The Responsible Hunting Scent Association was established to bring professional cervid urine producers and hunting scent manufacturers together to work for the common purpose of protecting, maintaining and growing the cervid urine and hunting scent industry; to provide a forum to communicate effectively with other industry trade groups and state and federal agencies and legislators; and to help develop and manage their businesses in a manner that protects wild cervids while providing quality hunting scent products for hunters.
The Responsible Hunting Scent Association manages the Deer Protection Program – RHSA DPP, helping responsible hunting scent suppliers and manufactures maintain the safety and biosecurity of urine-based scent products and their sources.
The manufacturers of urine‐based scent products participating in the Responsible Hunting Scent Association’s (RHSA) Deer Protection Program (RHSA DPP) are fully committed to helping the state wildlife agencies maintain healthy wild deer herds and taking proactive steps to limit the potential of their products contributing to the spread of Chronic Wasting Disease (CWD). Through this program, participating scent manufacturer members are committed to using urine from facilities that are taking steps above and beyond those required by the APHIS Herd Certification Program to even further reduce the potential of CWD being present in their deer herds. The urine‐based scent manufacturers, facilitated by RHSA, have developed a program that exceeds State and Federal requirements in order to substantially safeguard deer populations in and around these facilities.

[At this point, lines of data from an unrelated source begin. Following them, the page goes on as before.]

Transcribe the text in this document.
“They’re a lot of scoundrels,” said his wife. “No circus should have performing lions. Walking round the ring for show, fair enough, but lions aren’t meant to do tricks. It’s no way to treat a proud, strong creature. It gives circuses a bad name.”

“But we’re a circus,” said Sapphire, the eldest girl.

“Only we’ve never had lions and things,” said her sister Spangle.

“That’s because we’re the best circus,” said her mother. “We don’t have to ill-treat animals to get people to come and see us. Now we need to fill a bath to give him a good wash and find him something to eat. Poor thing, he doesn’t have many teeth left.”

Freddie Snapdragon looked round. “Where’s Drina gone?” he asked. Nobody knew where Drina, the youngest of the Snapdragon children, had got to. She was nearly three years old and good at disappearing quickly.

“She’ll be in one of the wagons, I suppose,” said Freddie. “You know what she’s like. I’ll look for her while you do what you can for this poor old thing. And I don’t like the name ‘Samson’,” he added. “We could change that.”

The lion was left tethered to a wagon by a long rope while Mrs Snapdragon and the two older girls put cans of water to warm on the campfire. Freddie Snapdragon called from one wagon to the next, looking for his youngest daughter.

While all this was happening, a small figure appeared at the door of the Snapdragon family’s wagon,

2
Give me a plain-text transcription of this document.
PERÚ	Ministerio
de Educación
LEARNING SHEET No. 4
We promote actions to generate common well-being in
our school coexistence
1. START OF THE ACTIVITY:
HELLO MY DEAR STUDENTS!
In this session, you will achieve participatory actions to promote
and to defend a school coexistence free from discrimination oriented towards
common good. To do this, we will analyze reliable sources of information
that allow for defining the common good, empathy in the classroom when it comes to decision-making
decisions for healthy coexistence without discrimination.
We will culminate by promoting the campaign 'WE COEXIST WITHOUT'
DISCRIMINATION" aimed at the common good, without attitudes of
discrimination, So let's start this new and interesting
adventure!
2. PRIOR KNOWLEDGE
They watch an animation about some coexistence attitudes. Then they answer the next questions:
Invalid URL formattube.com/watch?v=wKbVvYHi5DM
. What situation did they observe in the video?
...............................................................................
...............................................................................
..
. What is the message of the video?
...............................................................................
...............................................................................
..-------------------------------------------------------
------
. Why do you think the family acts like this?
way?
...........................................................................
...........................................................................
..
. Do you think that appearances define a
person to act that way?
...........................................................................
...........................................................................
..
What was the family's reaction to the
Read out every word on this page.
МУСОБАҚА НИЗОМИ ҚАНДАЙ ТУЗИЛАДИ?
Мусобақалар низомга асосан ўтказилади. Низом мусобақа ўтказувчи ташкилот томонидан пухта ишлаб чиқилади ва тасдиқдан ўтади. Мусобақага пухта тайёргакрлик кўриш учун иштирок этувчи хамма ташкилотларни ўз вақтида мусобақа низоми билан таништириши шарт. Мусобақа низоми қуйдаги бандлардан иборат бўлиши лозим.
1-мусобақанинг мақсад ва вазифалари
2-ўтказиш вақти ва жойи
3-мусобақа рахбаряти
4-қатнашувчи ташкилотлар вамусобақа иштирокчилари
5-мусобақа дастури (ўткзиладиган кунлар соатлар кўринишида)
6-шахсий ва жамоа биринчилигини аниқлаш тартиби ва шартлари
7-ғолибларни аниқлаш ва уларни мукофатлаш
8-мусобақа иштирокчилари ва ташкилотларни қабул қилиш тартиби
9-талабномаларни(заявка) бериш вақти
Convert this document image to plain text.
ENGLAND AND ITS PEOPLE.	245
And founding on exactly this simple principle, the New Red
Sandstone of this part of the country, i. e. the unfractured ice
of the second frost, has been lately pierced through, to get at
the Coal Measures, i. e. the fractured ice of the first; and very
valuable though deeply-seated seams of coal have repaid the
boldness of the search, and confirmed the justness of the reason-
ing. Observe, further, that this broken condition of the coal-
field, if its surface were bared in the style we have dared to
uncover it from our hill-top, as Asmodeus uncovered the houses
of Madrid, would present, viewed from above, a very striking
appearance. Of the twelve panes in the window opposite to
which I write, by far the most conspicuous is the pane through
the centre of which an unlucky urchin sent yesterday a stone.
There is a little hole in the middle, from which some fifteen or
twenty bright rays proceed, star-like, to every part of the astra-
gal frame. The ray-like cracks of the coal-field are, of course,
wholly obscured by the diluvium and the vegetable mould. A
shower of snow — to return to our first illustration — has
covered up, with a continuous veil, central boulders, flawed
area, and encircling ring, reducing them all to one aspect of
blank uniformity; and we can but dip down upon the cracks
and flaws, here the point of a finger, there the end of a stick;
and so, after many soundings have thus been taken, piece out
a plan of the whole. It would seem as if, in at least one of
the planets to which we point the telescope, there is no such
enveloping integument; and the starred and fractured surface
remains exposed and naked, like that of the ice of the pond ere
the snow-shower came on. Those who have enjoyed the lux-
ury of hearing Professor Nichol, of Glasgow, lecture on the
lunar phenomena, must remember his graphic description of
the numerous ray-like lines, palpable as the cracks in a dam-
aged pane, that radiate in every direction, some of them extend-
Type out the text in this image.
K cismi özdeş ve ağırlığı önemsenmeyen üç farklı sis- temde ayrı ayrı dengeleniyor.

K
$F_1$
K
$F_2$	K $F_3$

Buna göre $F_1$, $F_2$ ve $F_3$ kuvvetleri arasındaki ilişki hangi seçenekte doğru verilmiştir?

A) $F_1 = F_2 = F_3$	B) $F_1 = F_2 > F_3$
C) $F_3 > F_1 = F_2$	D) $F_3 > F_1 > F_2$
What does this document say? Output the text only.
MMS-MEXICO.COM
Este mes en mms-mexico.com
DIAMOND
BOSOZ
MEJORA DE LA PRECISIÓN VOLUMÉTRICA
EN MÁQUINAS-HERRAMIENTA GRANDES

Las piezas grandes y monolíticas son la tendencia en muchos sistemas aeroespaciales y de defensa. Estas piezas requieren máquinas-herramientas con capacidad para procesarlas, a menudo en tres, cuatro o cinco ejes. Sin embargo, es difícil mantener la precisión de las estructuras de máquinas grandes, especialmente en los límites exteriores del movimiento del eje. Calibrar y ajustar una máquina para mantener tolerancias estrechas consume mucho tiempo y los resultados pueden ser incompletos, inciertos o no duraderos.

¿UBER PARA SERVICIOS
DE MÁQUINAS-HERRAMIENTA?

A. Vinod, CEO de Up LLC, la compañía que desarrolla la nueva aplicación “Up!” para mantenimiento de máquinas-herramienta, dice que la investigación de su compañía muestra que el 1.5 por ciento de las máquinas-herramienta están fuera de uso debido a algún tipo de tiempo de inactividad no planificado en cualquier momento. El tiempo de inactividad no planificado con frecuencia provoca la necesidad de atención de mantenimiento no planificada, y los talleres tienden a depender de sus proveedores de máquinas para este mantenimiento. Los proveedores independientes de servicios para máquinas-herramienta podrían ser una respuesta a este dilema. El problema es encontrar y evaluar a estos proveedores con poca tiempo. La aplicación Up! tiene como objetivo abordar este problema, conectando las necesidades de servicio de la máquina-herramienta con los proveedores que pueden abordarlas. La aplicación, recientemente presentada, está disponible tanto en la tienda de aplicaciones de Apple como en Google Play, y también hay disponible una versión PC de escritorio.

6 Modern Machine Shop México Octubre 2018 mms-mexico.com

Federally Approved CWD Program – All cervid urine collection facilities participating in the RHSA DPP Program requires herd certification and are currently in compliance with the APHIS Herd Certification Program and/or a federally approved state CWD certification program.
DPP goes above and beyond these standards and also requires:
Closed Herds- No importation of live cervids
Continual CWD monitoring
Additional Facility inspections
Physical Herd Inspections
Advancing the Science
Cervid Movement – Facilities participating in the RHSA DPP will be closed to the importation of live cervids to prevent introduction of disease into the herd.
Continual CWD monitoring-animals in program are tracked until death, even if they move out of DPP facilities, and tested for CWD. All facilities participating in the RHSA DPP must maintain current Federal CWD testing protocols and records on all cervids that die or are culled 12 months old or older which designates a “low risk status” with the Federal/State CWD herd certification program standards that indicates no occurrence of confirmed CWD positive animals from the facility.
Urine Collection Facilities in the DPP are inspected annually by an accredited vet who verifies they are in compliance with the requirements of the RHSA DPP.
Reconciliation of herd inventories, shipping records, contracts for sales agreements requiring testing 100% for CWD and final CWD pathology reports for every animal over 12 months of age to verify all animals have been tested for CWD when they die or are harvested.
Verifying compliance with all state and federal requirements to own and operate the facility, fencing certificates, and certification of participation in the Federal Herd Certification Program.
Performance of a fence inspection to ensure no ingress or egress of cervids.
Physical inspection of 20% of the animals checking tag identification, overall headcount and the herd health.
At a minimum of every 3 years a 100% physical whole herd inspection is required to be completed by an accredited veterinarian documenting compliance with annual state herd census records.
RT-QuIC testing was developed as a cutting-edge research technique to push the boundaries of detection for prion diseases like CWD. The basis of the test is fundamentally different than any other test currently used to detect CWD.
· Real-time quaking induced conversion or RT-QuIC (pronounced RT-quick) has been used in laboratories to detect prions in biological samples such as urine, saliva and feces from CWD infected deer.
· RT-QuIC is greater than 10,000 fold more sensitive than IHC and ELISA used by diagnostic labs today.
· Increased sensitivity allows for detection of CWD in samples where detection was not previously possible.
· Because levels of CWD are so minute in urine, the RT-QuIC test not only requires amplification for detection of CWD, but also requires the CWD prions to be concentrated prior to testing.
Davin Henderson received his Ph.D. from the University of Minnesota in Biochemistry, Molecular Biology and Biophysics. His work focused on understanding the pathogenesis and replication potential of Chronic Wasting Disease prions affecting deer and elk.
Fencing and inspection requirements. A minimum 8 foot fence shall be maintained and inspected annually. If a facility is within 30 miles of a confirmed CWD positive the facility is required to double fence.